米国の作家で中国問題の専門家、ゴードン・チャン(Gordon Chang)氏は、最近の報告をもとに、中国のホームレスは約4750万人に上り、2020年の約5倍に増えた可能性があると指摘した。今年は中国経済がさらに悪化しているため、現在の路上生活者が減ることはなく、さらに増えているとみている。
ただし、中国には詳しい全国統計がなく、実際の人数は確認できていない。それでも中国のネット上では、公園や歩道、橋の下で眠る人々の映像が相次いで投稿されており、その多くが若者だ。
路上にいるのは、従来の物乞いだけではない。

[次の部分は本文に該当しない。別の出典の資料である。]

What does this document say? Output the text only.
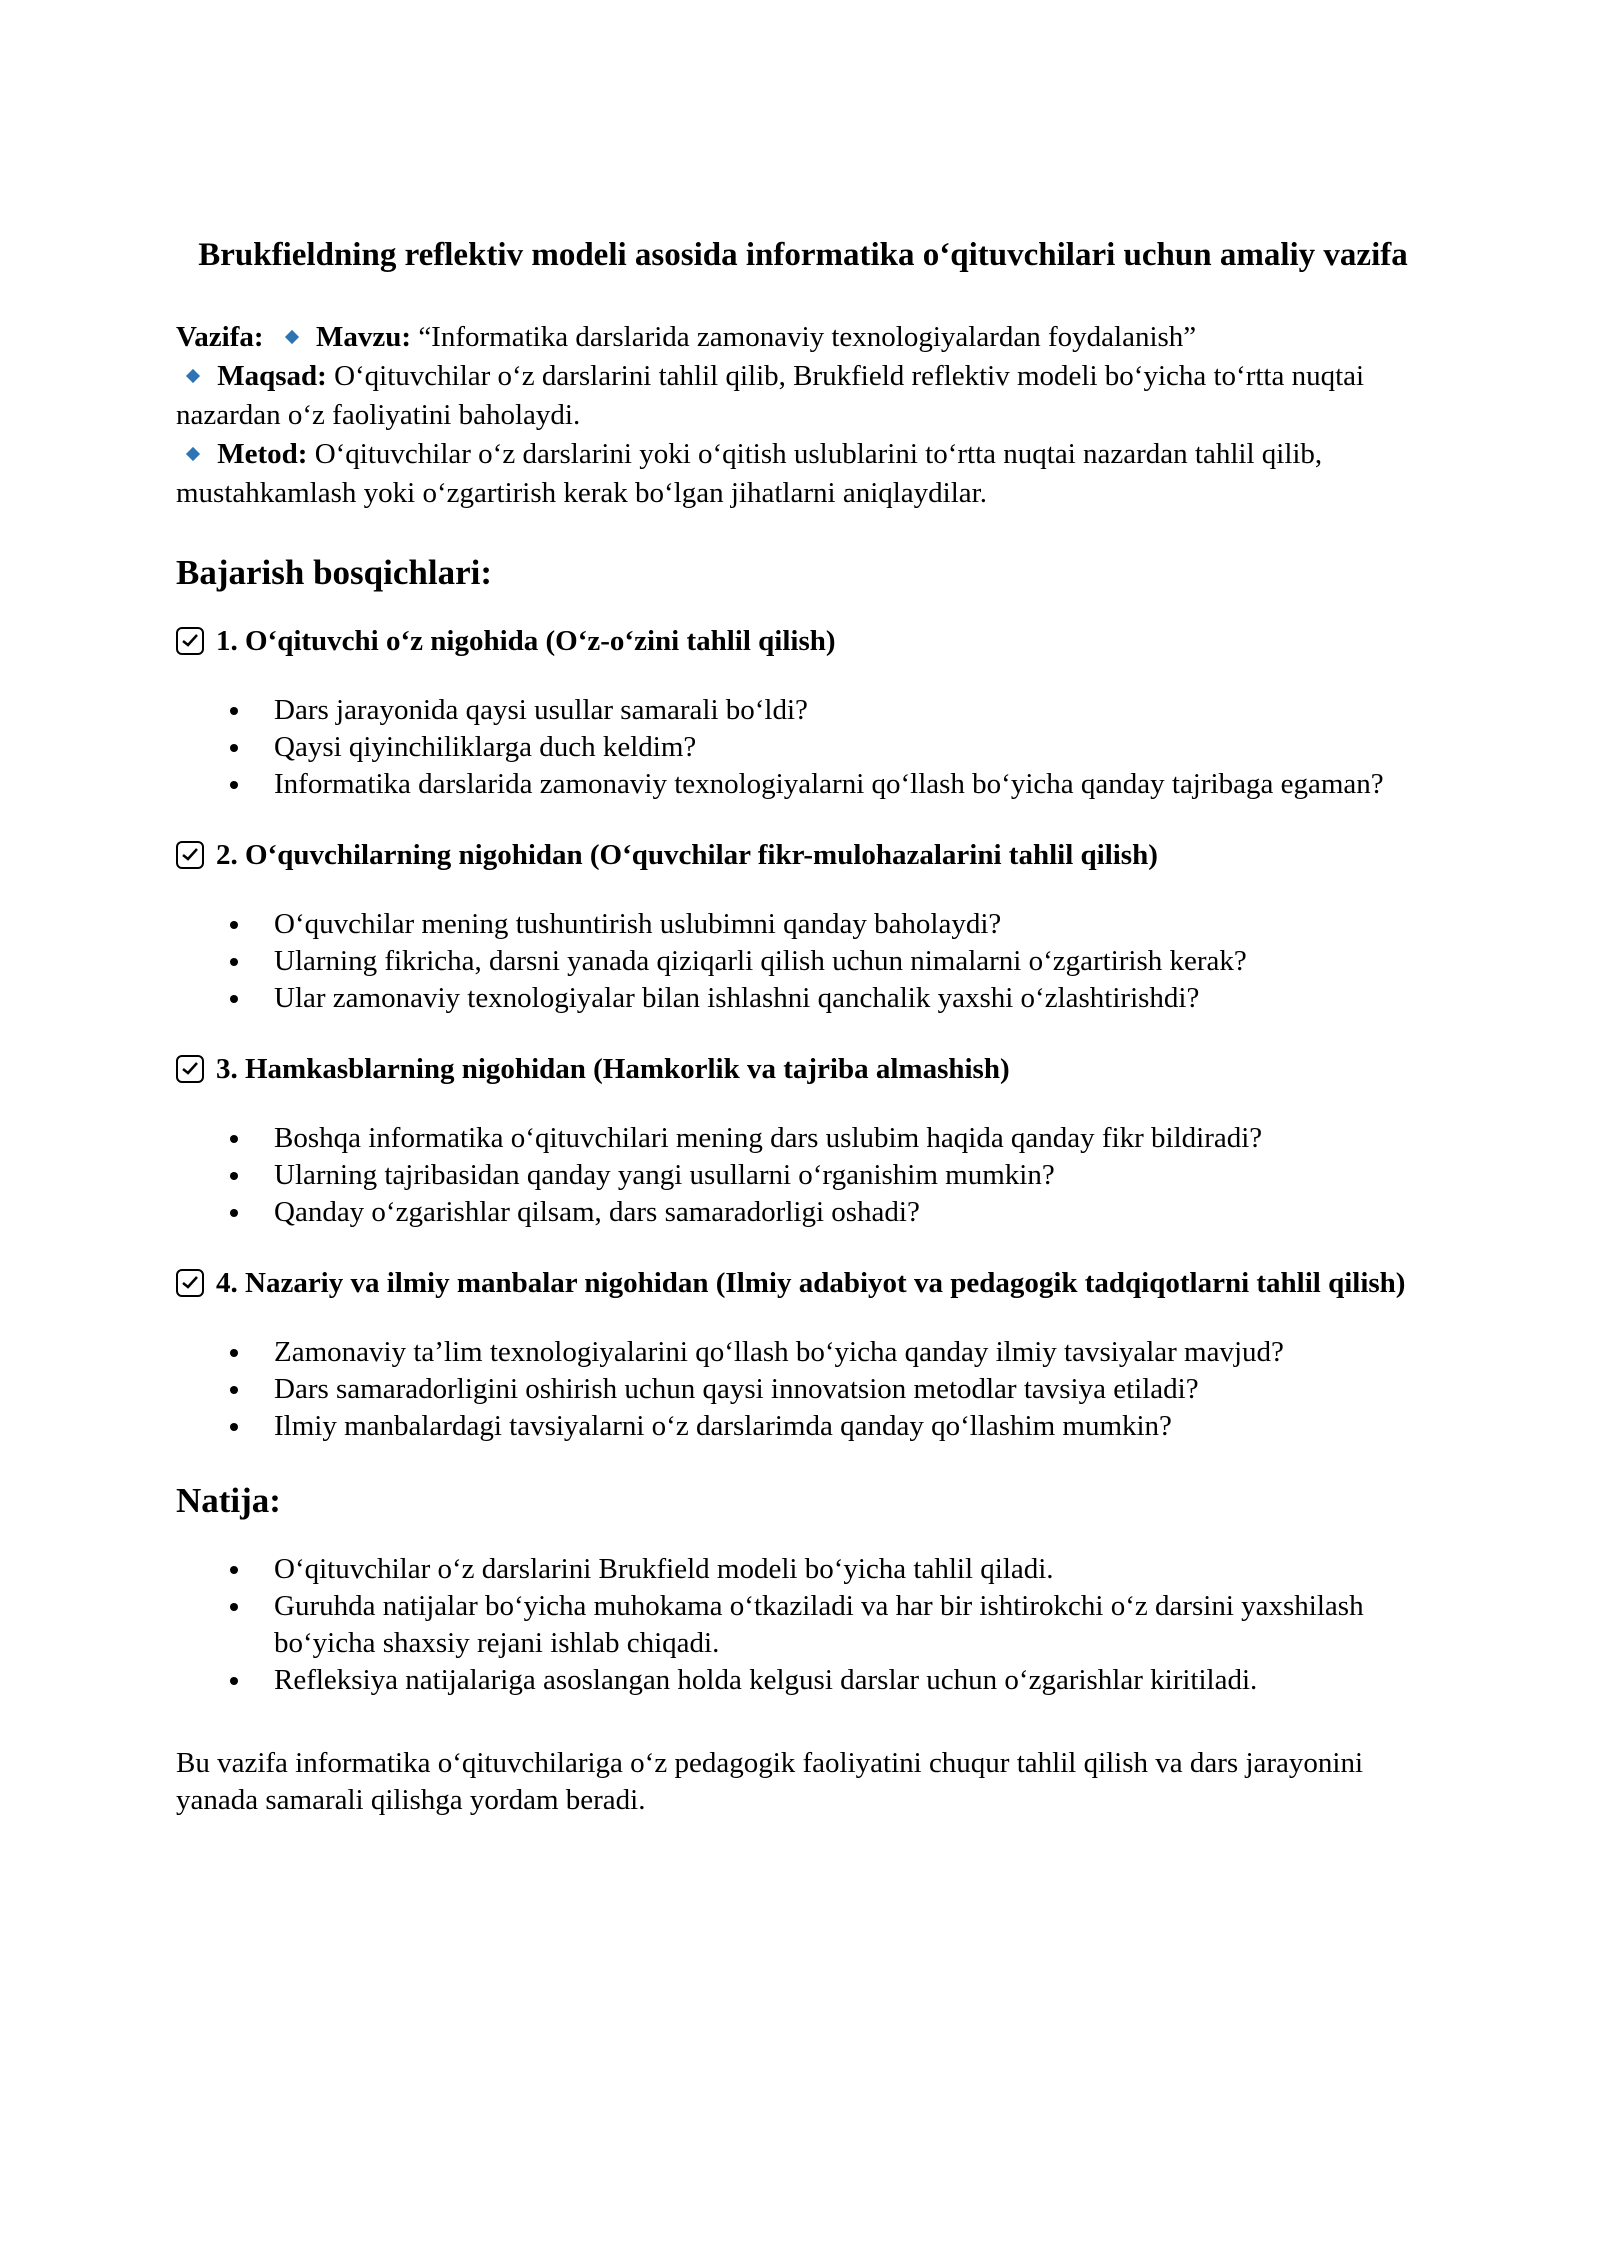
Brukfieldning reflektiv modeli asosida informatika o‘qituvchilari uchun amaliy vazifa

Vazifa: Mavzu: “Informatika darslarida zamonaviy texnologiyalardan foydalanish”

Maqsad: O‘qituvchilar o‘z darslarini tahlil qilib, Brukfield reflektiv modeli bo‘yicha to‘rtta nuqtai nazardan o‘z faoliyatini baholaydi.

Metod: O‘qituvchilar o‘z darslarini yoki o‘qitish uslublarini to‘rtta nuqtai nazardan tahlil qilib, mustahkamlash yoki o‘zgartirish kerak bo‘lgan jihatlarni aniqlaydilar.

Bajarish bosqichlari:
1. O‘qituvchi o‘z nigohida (O‘z-o‘zini tahlil qilish)
Dars jarayonida qaysi usullar samarali bo‘ldi?
Qaysi qiyinchiliklarga duch keldim?
Informatika darslarida zamonaviy texnologiyalarni qo‘llash bo‘yicha qanday tajribaga egaman?
2. O‘quvchilarning nigohidan (O‘quvchilar fikr-mulohazalarini tahlil qilish)
O‘quvchilar mening tushuntirish uslubimni qanday baholaydi?
Ularning fikricha, darsni yanada qiziqarli qilish uchun nimalarni o‘zgartirish kerak?
Ular zamonaviy texnologiyalar bilan ishlashni qanchalik yaxshi o‘zlashtirishdi?
3. Hamkasblarning nigohidan (Hamkorlik va tajriba almashish)
Boshqa informatika o‘qituvchilari mening dars uslubim haqida qanday fikr bildiradi?
Ularning tajribasidan qanday yangi usullarni o‘rganishim mumkin?
Qanday o‘zgarishlar qilsam, dars samaradorligi oshadi?
4. Nazariy va ilmiy manbalar nigohidan (Ilmiy adabiyot va pedagogik tadqiqotlarni tahlil qilish)
Zamonaviy ta’lim texnologiyalarini qo‘llash bo‘yicha qanday ilmiy tavsiyalar mavjud?
Dars samaradorligini oshirish uchun qaysi innovatsion metodlar tavsiya etiladi?
Ilmiy manbalardagi tavsiyalarni o‘z darslarimda qanday qo‘llashim mumkin?
Natija:
O‘qituvchilar o‘z darslarini Brukfield modeli bo‘yicha tahlil qiladi.
Guruhda natijalar bo‘yicha muhokama o‘tkaziladi va har bir ishtirokchi o‘z darsini yaxshilash bo‘yicha shaxsiy rejani ishlab chiqadi.
Refleksiya natijalariga asoslangan holda kelgusi darslar uchun o‘zgarishlar kiritiladi.

Bu vazifa informatika o‘qituvchilariga o‘z pedagogik faoliyatini chuqur tahlil qilish va dars jarayonini yanada samarali qilishga yordam beradi.
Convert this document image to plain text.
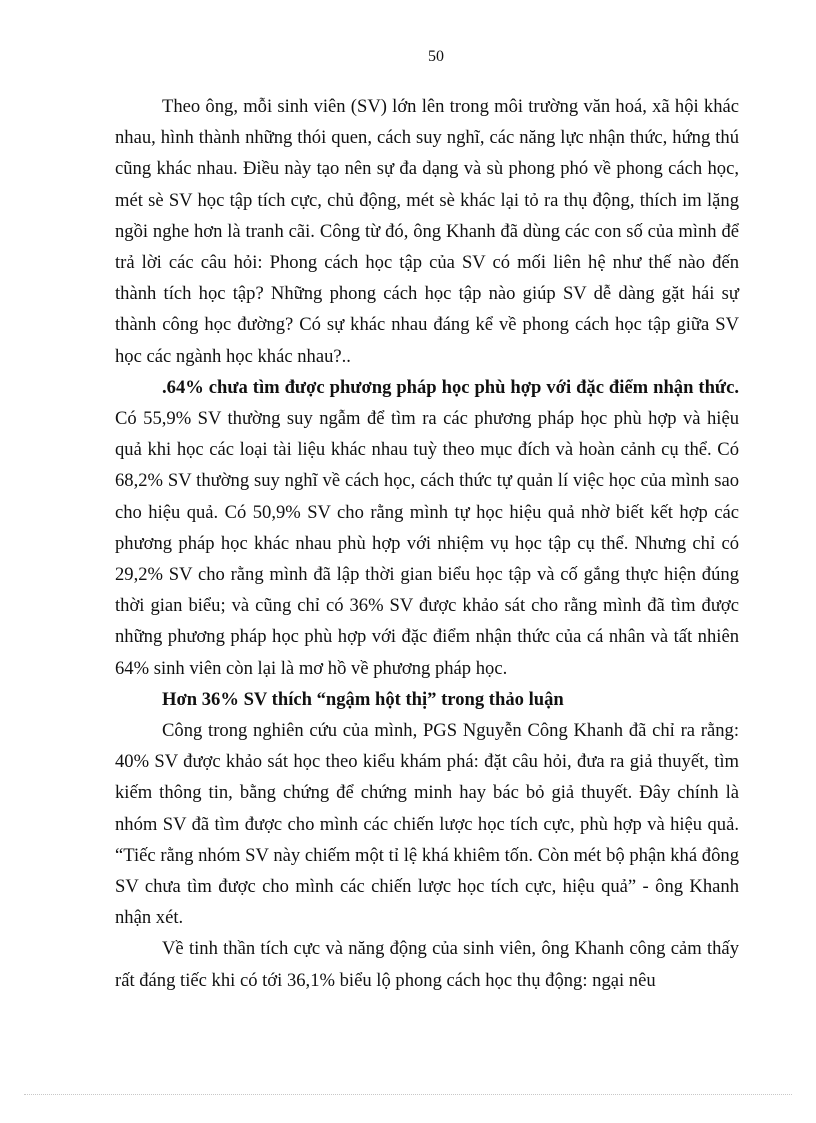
50

Theo ông, mỗi sinh viên (SV) lớn lên trong môi trường văn hoá, xã hội khác nhau, hình thành những thói quen, cách suy nghĩ, các năng lực nhận thức, hứng thú cũng khác nhau. Điều này tạo nên sự đa dạng và sù phong phó về phong cách học, mét sè SV học tập tích cực, chủ động, mét sè khác lại tỏ ra thụ động, thích im lặng ngồi nghe hơn là tranh cãi. Công từ đó, ông Khanh đã dùng các con số của mình để trả lời các câu hỏi: Phong cách học tập của SV có mối liên hệ như thế nào đến thành tích học tập? Những phong cách học tập nào giúp SV dễ dàng gặt hái sự thành công học đường? Có sự khác nhau đáng kể về phong cách học tập giữa SV học các ngành học khác nhau?..

.64% chưa tìm được phương pháp học phù hợp với đặc điểm nhận thức. Có 55,9% SV thường suy ngẫm để tìm ra các phương pháp học phù hợp và hiệu quả khi học các loại tài liệu khác nhau tuỳ theo mục đích và hoàn cảnh cụ thể. Có 68,2% SV thường suy nghĩ về cách học, cách thức tự quản lí việc học của mình sao cho hiệu quả. Có 50,9% SV cho rằng mình tự học hiệu quả nhờ biết kết hợp các phương pháp học khác nhau phù hợp với nhiệm vụ học tập cụ thể. Nhưng chỉ có 29,2% SV cho rằng mình đã lập thời gian biểu học tập và cố gắng thực hiện đúng thời gian biểu; và cũng chỉ có 36% SV được khảo sát cho rằng mình đã tìm được những phương pháp học phù hợp với đặc điểm nhận thức của cá nhân và tất nhiên 64% sinh viên còn lại là mơ hồ về phương pháp học.

Hơn 36% SV thích “ngậm hột thị” trong thảo luận

Công trong nghiên cứu của mình, PGS Nguyễn Công Khanh đã chỉ ra rằng: 40% SV được khảo sát học theo kiểu khám phá: đặt câu hỏi, đưa ra giả thuyết, tìm kiếm thông tin, bằng chứng để chứng minh hay bác bỏ giả thuyết. Đây chính là nhóm SV đã tìm được cho mình các chiến lược học tích cực, phù hợp và hiệu quả. “Tiếc rằng nhóm SV này chiếm một tỉ lệ khá khiêm tốn. Còn mét bộ phận khá đông SV chưa tìm được cho mình các chiến lược học tích cực, hiệu quả” - ông Khanh nhận xét.

Về tinh thần tích cực và năng động của sinh viên, ông Khanh công cảm thấy rất đáng tiếc khi có tới 36,1% biểu lộ phong cách học thụ động: ngại nêu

就職できない大学卒業者、解雇された会社員、仕事を失った出稼ぎ労働者なども含まれる。景気の悪化に加え、工場や企業で自動化が進み、人の仕事が減っていることも一因とみられている。
深圳では、無料のWi-Fiや冷房、食べ物、水を求め、行政の支援施設を利用する若者が1日約3000人に上るとされる。
中国当局は、こうした人々を従来の「路上生活者(流浪者)」に代わり、最近では「各地に散らばる人(流散者)」という呼び方を使い始めた。
しかし、呼び名を変えても、眠る場所は生まれない。必要なのは言葉の言い換えではなく、働ける場所と、生活を立て直すための支援である。